Question about understanding quantum fields 1. How do we interpret colisions in QFT formalism?
How did we know, when developing the theory, that we are getting the fields which describe creation of particles? How does one excite the field to get a particle out of it? By smashing particles together? So, are these fields through the particles interacting with some other fields and creating other particles in some other fields? So, if we colide electron and anti-electron, they can give us something, some photons, lets say. So what happend? Did electron interact with photon field? Is it somehow coupled to it? What is then a clasical electrostatic field? Is it something that an electron creates arround itself or something that is there and the electron is coupled to it? So if charged particles attract, they do it because the are both coupled to this photon field? So in violent interactions, we can even disturb electron field and the final result can be creation of some photons? In our formalism electrons were destroyed and photons were created.
2. How does the Hilbert space look like?
So, does our Hilbert space acomodate for different kinds of particles? If so, then we can say that system went from one state to some other state and that there is some amplitude for that. How do we know that our formalism is actually giving us these amplitudes? And even if they do, is it not all a big mass of infinitely many ways of geting from one state to some other state?
Another thing...it looks like that in nature we rarely see superposition of states with some indefinite number of particles, it happens for a brief time and then, after the colision, we get some definite number id est, eigenstate of a number operator...

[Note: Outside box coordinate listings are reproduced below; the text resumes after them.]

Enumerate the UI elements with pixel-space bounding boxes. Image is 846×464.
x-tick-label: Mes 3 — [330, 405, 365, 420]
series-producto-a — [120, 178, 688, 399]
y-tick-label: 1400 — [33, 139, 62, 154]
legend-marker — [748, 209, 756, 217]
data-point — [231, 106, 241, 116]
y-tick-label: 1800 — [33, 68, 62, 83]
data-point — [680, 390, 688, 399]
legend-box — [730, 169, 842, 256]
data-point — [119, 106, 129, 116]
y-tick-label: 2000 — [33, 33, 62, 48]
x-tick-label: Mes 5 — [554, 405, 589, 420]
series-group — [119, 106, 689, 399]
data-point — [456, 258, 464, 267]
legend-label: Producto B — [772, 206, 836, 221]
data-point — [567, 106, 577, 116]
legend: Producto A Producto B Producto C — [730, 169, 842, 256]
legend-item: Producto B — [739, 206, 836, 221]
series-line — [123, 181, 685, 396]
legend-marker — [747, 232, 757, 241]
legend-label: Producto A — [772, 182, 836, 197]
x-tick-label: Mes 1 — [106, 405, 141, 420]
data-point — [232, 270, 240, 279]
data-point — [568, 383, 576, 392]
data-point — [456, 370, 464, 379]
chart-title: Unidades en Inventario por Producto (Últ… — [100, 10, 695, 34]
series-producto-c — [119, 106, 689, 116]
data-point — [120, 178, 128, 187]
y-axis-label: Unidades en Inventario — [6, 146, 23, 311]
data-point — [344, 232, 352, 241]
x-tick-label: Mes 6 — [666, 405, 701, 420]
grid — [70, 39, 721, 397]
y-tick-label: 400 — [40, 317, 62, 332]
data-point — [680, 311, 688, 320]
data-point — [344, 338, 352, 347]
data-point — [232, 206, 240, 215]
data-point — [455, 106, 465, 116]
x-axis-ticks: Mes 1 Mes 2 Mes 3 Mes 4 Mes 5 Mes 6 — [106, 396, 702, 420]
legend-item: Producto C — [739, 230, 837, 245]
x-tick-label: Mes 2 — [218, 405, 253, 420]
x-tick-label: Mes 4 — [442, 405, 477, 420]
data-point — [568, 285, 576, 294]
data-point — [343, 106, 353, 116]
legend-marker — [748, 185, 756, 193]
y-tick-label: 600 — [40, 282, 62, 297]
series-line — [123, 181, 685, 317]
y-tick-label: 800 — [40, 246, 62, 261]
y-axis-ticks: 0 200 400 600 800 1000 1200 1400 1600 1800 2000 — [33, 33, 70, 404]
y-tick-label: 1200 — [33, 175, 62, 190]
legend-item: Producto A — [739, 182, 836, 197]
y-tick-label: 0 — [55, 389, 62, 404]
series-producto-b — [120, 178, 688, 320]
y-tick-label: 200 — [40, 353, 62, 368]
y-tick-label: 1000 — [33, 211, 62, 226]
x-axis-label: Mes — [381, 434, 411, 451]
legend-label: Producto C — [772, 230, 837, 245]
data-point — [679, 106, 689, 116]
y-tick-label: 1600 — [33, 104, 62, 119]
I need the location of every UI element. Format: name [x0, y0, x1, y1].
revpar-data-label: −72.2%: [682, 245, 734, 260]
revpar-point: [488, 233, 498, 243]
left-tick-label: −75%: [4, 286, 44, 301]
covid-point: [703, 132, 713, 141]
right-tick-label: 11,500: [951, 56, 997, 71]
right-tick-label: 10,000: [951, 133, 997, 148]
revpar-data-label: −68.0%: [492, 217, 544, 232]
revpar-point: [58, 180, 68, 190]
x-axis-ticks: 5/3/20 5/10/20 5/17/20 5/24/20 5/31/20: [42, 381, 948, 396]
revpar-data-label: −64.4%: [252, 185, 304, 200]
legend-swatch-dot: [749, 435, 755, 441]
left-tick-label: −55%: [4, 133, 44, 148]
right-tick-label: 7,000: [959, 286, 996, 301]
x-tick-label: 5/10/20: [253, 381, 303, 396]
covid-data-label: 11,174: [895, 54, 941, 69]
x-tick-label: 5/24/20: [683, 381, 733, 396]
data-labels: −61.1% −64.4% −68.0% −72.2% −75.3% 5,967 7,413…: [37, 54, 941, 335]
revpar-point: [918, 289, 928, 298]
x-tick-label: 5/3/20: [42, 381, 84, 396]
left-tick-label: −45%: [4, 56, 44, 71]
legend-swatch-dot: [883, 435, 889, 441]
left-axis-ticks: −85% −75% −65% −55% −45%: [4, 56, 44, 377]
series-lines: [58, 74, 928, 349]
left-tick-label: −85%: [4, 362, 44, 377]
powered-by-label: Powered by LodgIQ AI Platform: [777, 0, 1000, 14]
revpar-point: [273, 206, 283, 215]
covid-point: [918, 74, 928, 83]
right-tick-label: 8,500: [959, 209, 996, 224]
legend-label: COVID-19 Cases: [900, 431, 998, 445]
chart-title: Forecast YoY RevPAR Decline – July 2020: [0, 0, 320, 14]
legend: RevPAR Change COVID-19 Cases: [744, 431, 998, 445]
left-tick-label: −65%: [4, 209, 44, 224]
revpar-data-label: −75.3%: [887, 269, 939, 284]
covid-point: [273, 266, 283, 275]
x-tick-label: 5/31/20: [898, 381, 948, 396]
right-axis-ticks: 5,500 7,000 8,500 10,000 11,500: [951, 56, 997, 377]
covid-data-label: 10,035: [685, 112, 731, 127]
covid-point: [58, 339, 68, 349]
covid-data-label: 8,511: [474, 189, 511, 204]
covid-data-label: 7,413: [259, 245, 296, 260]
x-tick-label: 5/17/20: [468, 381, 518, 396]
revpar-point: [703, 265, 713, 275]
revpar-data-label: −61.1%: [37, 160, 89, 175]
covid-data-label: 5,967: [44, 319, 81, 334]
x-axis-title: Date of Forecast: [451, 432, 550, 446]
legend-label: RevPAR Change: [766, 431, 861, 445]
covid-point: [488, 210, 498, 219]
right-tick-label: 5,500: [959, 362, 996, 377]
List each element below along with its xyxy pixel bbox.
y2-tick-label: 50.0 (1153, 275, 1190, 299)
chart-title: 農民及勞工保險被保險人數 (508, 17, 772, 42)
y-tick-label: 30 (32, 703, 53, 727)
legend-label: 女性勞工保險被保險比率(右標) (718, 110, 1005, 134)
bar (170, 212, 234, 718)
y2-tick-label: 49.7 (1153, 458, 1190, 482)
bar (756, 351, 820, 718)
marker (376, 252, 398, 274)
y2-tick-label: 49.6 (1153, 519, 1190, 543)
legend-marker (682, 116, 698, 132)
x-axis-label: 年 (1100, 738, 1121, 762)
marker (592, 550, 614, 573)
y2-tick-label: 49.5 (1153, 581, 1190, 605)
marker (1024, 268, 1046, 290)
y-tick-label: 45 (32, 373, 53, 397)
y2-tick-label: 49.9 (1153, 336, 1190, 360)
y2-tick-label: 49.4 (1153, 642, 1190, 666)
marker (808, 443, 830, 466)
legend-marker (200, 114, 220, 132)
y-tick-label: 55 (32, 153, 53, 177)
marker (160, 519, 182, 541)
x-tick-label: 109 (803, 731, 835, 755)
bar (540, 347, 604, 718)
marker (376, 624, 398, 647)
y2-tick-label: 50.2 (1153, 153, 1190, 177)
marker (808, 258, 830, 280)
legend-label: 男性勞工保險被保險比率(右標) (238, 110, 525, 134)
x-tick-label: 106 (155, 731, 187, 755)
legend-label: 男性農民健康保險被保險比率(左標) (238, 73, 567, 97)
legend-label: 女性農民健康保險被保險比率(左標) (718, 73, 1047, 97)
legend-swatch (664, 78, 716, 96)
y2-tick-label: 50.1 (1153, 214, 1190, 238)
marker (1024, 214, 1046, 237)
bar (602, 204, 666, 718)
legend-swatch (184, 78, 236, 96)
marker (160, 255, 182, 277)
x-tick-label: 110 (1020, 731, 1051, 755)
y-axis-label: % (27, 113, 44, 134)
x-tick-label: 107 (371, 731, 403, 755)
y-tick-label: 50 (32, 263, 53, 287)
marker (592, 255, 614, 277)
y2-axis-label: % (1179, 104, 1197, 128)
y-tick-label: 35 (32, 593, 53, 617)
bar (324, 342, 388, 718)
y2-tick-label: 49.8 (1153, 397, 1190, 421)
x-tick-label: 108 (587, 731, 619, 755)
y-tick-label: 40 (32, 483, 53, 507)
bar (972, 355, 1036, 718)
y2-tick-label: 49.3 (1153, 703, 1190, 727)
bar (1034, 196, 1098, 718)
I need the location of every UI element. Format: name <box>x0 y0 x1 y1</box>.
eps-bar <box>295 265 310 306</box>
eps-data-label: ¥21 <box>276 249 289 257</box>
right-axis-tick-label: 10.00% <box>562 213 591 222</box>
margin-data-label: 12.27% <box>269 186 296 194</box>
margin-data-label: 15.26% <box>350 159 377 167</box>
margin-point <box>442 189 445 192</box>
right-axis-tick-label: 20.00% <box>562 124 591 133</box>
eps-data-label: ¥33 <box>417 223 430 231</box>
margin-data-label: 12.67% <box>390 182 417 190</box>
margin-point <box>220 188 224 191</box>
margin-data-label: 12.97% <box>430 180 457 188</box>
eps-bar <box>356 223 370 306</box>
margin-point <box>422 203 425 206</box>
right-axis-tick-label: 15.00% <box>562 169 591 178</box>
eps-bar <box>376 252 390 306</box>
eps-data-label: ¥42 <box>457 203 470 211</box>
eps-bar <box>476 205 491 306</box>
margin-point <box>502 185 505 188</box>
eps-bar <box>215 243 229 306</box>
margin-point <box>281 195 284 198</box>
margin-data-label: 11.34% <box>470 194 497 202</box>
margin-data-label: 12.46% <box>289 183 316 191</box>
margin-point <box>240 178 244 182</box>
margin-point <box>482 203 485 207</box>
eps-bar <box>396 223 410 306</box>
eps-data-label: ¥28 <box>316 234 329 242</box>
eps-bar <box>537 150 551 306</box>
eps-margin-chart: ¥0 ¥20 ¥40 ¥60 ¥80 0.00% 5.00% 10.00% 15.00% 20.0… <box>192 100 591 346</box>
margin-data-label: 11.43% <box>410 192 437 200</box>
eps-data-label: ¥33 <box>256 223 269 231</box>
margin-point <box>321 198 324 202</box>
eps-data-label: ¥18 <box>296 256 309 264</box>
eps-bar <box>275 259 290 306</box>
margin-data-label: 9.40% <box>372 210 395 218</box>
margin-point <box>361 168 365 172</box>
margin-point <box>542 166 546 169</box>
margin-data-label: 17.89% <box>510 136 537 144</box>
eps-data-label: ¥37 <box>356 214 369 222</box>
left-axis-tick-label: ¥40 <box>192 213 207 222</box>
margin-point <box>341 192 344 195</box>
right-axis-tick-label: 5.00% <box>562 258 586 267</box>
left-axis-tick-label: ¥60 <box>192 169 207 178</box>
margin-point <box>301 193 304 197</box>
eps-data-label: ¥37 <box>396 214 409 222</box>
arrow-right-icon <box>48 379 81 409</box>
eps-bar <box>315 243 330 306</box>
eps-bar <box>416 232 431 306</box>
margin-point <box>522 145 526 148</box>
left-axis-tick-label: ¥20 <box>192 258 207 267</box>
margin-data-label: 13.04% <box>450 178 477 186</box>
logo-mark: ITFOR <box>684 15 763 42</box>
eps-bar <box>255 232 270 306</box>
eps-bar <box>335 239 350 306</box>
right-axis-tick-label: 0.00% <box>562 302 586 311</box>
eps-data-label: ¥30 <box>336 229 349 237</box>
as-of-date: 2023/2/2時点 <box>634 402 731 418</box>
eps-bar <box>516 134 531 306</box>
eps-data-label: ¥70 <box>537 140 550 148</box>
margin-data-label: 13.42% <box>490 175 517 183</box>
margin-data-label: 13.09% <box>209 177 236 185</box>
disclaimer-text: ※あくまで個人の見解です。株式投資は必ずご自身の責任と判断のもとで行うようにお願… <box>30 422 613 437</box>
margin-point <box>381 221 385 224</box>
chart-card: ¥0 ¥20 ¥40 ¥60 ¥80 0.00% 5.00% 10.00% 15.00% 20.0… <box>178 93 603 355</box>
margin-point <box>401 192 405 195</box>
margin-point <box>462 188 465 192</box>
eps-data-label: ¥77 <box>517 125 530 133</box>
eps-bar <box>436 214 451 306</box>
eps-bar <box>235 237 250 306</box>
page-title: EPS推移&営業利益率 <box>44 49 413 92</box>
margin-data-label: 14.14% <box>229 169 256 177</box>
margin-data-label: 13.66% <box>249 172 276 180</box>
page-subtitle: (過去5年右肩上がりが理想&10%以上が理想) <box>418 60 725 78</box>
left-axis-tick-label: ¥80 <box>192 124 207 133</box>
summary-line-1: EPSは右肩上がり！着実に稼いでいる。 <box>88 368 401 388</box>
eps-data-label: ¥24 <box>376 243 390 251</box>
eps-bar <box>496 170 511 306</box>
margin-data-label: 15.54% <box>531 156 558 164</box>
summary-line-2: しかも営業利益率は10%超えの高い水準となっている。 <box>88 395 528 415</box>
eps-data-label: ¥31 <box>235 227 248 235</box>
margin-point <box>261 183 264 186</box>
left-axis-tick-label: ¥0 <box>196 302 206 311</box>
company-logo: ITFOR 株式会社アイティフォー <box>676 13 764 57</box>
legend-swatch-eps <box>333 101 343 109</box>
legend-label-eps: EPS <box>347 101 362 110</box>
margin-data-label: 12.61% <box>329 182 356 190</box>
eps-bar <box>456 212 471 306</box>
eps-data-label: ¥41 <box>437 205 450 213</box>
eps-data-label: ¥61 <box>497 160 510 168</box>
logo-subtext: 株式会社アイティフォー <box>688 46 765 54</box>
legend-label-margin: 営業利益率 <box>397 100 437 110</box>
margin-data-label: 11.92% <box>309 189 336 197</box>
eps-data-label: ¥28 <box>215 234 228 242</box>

 A: First of all there is no real classical equivalent to spin.  Before the Dirac equation we described this using Pauli spin as a complete intrinsic property of the electron and other elementary particles.  This was thought to be a completely quantum degree of freedom (and still is).  So trying to visualize the classical nature of a spin field might not be the right thing to do.
To get a better understanding of the information being conveyed in QFT consider reviewing QM.  The QM operators correspond to classical degrees of freedom of what was assumed to be a particle system.  So the wave function describes the probability to find the particle at a given location with a given momentum and other such state variables.  This is a useful paradigm for extending the meaning of QM to QFT.  We start with a configuration space, define the maxima set of independent degrees of freedom (in the classical sense) and their momenta using Hamiltonian theory.  Then we impose the formalism of quantization on this classical system.  In the case of a classical field, any field for example, the classical degree of freedom is a shape of the field.  This can be though of as an infinite (continuously infinite) number of locations each corresponding to an amplitude at each point of space.  The particle has one and only on such variable which can take any real number.  A field has a space of functions that can take an infinite number of shapes over all of space, or some region of space if there are boundary conditions. 
The field equivalent of the position operator would be the shape or amplitude operator, A(x, t), and the corresponding momentum operator would be -ihbard/dA(x, t) where differentiation is elevated to functional derivative.  This is a completely valid formalism and in my humble opinion easier to conceptually connect classical field theory to QM with meaning.  However this is a messy and intractable way to quantize a field.  What we are usually taught is to go into momentum space and use the harmonic oscillator formalism, annihilation creation and number operators.  Now each represents the number of "coherent" states present in the field configuration.  Coherent has slightly different meanings in different fields, maybe I should say stationary.  So it is like describing the spectral density of a configuration using quantum occupation numbers.  In theory one can transform back and find the A(x, t) for a given occupation number state but this usually is of no use in practice.  Especially in particle physics (the mother of QFT) since we are always doing collider experiments and really only want an estimate of the cross section.  
ADDITION:  There is a type of field that obeys different algebra than ordinary real or complex numbers, Grassmann algebra.  One can have a classical Grassmann field and then quantize it.  I think this may be related to spin in some abstract theoretical way.  You can apply QM to anything. You just first need to define the DoF and build a Lagrangian for it.  From there everything follows (it may be a mess).  I should also say that the quantum wave function for a field would yield the probability to observe the field in a given shape.  
I hope this helps a little and expect either a lot of answers or an eventual [close] of this question.